First off, know that a fully-fledged glazed extension is referred to as a conservatory,
meaning everything is made of glass, including the roof. A sunroom, meanwhile, has a solid roof and this is probably what you will end up building due to energy efficient requirements in the Building Regulations (solid roofs and walls are much better at providing insulation and achieving the required u-values than panes of glass). See our Winter 2012 issue for more on Building Regulations and glass box extensions, available on www.selfbuild.ie.
The verandah is an optional extra. popular in the last century, this semi-sheltered space can be
used to relax in when the sun is shining but the air temperature is cold or it’s windy.
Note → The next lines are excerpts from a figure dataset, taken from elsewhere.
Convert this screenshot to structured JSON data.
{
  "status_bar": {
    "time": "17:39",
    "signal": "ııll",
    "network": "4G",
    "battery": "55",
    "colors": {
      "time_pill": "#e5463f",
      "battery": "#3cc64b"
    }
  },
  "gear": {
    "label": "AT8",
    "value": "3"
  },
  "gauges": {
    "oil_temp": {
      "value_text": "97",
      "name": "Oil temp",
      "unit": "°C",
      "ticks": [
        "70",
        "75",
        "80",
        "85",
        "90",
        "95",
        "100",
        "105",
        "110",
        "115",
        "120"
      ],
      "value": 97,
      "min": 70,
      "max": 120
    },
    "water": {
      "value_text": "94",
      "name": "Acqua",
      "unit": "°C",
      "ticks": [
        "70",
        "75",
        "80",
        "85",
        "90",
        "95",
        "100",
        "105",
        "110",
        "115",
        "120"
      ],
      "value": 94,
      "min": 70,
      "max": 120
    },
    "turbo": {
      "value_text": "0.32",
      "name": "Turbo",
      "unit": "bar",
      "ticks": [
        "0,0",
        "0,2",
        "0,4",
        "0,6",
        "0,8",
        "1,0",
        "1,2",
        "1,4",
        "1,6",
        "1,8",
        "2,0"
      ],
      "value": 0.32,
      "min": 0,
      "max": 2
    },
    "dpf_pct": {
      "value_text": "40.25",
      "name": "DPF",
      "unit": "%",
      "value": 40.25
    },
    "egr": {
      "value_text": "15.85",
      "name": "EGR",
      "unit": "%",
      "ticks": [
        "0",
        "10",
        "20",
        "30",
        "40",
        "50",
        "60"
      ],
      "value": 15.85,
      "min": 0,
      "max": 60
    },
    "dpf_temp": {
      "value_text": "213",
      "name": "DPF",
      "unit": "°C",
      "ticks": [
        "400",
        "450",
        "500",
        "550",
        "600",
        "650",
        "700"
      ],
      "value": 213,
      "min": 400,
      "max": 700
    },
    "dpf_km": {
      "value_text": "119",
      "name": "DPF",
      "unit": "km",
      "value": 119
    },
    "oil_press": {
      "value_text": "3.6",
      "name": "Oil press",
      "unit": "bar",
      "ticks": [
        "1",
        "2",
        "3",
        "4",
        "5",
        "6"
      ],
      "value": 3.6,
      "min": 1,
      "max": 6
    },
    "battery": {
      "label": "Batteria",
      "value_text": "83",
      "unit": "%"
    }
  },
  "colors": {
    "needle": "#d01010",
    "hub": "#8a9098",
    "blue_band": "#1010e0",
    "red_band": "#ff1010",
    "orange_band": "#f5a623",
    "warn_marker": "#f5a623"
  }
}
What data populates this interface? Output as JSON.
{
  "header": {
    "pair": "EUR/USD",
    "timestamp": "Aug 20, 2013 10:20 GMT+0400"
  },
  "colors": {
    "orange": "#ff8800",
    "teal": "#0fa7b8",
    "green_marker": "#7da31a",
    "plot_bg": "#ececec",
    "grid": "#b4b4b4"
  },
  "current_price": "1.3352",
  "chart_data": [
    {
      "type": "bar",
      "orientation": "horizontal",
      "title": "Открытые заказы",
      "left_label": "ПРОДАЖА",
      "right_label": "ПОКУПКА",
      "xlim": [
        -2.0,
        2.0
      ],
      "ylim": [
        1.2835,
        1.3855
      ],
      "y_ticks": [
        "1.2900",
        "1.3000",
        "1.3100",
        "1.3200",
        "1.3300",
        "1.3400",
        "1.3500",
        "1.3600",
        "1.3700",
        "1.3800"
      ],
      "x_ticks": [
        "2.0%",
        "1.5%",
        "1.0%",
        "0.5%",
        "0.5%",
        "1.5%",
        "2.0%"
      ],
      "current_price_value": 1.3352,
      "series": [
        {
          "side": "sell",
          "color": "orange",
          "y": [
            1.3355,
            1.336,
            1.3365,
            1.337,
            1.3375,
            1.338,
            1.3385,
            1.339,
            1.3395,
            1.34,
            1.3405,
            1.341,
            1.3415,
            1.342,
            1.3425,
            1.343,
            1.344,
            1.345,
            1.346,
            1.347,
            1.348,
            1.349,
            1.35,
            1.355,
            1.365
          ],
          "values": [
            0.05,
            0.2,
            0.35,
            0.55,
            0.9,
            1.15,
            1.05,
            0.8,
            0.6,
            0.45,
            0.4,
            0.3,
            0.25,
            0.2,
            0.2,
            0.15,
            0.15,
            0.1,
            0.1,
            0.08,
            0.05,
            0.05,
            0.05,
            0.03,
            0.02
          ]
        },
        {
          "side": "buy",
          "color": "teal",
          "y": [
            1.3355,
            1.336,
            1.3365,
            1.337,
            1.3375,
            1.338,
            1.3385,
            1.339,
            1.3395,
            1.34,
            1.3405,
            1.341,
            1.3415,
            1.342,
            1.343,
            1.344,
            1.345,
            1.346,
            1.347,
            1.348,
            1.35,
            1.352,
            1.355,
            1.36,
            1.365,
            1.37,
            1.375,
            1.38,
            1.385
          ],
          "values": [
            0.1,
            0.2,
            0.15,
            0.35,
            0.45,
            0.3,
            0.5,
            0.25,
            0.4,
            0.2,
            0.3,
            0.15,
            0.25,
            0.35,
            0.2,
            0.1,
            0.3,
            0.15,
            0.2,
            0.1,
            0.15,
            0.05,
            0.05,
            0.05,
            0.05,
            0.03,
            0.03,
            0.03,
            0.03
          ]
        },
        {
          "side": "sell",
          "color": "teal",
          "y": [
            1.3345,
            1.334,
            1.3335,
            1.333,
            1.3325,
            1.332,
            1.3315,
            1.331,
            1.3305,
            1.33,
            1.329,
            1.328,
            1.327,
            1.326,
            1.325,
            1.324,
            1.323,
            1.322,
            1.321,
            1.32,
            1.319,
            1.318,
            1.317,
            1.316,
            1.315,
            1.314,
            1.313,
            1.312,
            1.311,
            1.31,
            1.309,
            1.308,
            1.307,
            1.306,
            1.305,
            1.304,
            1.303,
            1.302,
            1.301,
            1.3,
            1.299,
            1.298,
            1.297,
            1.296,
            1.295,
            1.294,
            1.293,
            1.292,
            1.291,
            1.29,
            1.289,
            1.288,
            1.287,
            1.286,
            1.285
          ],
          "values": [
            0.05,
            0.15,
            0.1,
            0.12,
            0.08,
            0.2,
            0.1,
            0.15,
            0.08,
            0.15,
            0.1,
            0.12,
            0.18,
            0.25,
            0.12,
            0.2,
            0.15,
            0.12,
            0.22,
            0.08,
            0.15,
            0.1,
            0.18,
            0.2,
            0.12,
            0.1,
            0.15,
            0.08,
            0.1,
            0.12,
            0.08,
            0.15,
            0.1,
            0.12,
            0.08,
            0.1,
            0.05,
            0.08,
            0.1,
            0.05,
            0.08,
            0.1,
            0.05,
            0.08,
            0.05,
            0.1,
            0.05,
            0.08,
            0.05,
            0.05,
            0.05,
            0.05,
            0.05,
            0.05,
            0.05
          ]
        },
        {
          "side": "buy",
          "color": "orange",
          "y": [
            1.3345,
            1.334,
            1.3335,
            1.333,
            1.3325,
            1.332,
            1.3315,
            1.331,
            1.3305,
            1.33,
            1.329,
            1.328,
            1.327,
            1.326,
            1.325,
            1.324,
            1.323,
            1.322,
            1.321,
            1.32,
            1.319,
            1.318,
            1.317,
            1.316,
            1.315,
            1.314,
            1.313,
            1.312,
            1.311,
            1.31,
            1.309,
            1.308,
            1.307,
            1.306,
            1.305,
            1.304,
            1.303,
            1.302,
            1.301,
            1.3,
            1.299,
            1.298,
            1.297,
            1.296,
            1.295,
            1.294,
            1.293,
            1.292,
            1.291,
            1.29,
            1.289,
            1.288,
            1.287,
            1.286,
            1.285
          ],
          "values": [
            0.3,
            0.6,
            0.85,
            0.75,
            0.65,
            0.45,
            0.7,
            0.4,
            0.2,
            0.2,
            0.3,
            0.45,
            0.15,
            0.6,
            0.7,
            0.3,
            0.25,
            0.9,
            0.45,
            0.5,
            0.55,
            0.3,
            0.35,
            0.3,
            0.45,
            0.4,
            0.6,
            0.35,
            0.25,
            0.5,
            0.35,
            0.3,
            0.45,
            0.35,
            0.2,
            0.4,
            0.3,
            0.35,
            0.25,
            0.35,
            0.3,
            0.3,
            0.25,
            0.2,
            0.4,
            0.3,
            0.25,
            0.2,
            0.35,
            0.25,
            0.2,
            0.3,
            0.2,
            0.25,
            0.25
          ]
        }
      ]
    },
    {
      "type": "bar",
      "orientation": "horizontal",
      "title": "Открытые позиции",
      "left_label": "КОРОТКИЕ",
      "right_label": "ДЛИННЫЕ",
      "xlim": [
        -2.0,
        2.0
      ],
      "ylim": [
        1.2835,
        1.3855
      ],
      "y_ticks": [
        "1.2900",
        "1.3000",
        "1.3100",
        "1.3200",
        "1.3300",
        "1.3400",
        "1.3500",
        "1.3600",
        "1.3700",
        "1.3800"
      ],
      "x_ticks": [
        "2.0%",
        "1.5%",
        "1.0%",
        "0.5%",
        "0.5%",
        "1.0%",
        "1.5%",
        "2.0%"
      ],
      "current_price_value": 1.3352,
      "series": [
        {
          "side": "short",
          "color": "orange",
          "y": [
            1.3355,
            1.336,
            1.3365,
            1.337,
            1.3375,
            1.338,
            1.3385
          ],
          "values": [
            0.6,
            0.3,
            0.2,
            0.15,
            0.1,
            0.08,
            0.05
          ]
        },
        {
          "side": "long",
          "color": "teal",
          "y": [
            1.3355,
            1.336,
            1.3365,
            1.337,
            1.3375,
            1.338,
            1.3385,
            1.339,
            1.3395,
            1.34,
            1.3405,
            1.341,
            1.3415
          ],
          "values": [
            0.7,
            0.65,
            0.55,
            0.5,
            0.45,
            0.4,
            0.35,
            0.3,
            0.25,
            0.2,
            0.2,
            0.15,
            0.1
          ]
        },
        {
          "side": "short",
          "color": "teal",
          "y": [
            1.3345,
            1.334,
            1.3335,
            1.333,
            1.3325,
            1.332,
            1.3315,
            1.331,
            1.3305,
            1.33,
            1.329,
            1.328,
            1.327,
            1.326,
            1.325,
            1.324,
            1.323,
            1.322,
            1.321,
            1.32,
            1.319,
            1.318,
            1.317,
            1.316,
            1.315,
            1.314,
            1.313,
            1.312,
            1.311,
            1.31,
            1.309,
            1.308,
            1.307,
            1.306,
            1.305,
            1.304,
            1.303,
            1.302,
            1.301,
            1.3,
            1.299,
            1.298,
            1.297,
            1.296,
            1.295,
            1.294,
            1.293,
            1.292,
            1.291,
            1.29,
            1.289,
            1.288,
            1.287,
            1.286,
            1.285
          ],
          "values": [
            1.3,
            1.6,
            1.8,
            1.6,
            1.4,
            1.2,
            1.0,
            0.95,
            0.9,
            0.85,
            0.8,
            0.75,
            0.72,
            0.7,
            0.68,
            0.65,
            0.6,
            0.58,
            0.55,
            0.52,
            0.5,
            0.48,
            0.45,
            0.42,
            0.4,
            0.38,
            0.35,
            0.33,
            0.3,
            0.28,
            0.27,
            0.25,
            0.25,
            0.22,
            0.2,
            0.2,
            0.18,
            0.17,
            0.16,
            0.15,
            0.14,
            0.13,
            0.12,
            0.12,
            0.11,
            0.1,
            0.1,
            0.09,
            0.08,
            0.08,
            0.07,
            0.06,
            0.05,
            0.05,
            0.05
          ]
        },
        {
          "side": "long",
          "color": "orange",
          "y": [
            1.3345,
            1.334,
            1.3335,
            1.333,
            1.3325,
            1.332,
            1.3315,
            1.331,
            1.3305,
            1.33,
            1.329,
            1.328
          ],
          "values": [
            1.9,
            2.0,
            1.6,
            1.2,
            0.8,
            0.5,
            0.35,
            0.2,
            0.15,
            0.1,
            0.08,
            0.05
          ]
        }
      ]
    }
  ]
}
The
overhang can also act as a shade to keep the room behind from overheating, blocking the high
summer sun when the solar gain is not needed and conversely in the winter when the sun is at a
lower angle, allowing the solar gain to heat the room when it is most useful. Shading can be provided by other forms of solid construction, e.g. ‘brise soleil’ (see Symphony of Light article on page 104), or by retractable alternatives (canopies), which sometimes have the disadvantage of appearing like an after-thought. note that shading works best on south facing windows; those facing east or west will not benefit as much from it as the sun is shining at a lower angle from these directions.
Another solution to overheating is the use of blinds to block glare and the transference of heat
into the building. There are now highly sophisticated systems on the market which may
be automatically controlled; the blinds can also be housed within the window frames, making
them wind, weather and dirt-proof. They also have the advantage of giving instant privacy to a
room and where the design look is minimalist, they provide a very attractive alternative to
traditional blinds or curtains. If your extension windows are south facing and of ‘passive house‘ standard (triple glazed, thermally broken frame, u-value of unit 0.8 W.m2K or better) then the net heat gain for the window throughout the year is a positive one. put another way, the window is acting as a large radiator when calculating energy loss throughout the year. (See Systems and Services on next page). These high quality windows also have the advantage of not causing draughts within the room (airtight construction) and the ‘cold sheeting’ effect is minimised, that is, when the temperature outside falls to -10°C, the surface temperature of a high quality triple glazed window will be able to be maintained at 17°C as opposed to 12°C with a double glazed unit.
The cost of triple glazing is now roughly just 10% more expensive than double glazed and is rapidly becoming the most popular option. Just remember to compare windows on the basis of the u-value of the entire unit (and other technical details such as the G-value) rather than base your decision on the number of panes – a high spec double glazed unit could theoretically perform as well as a low spec triple glazed unit, or near to it. note that with a large amount of glazing comes structural considerations – windows are heavy and require support, especially when triple glazed. A wall of glass will require the use of steel lintels, for instance.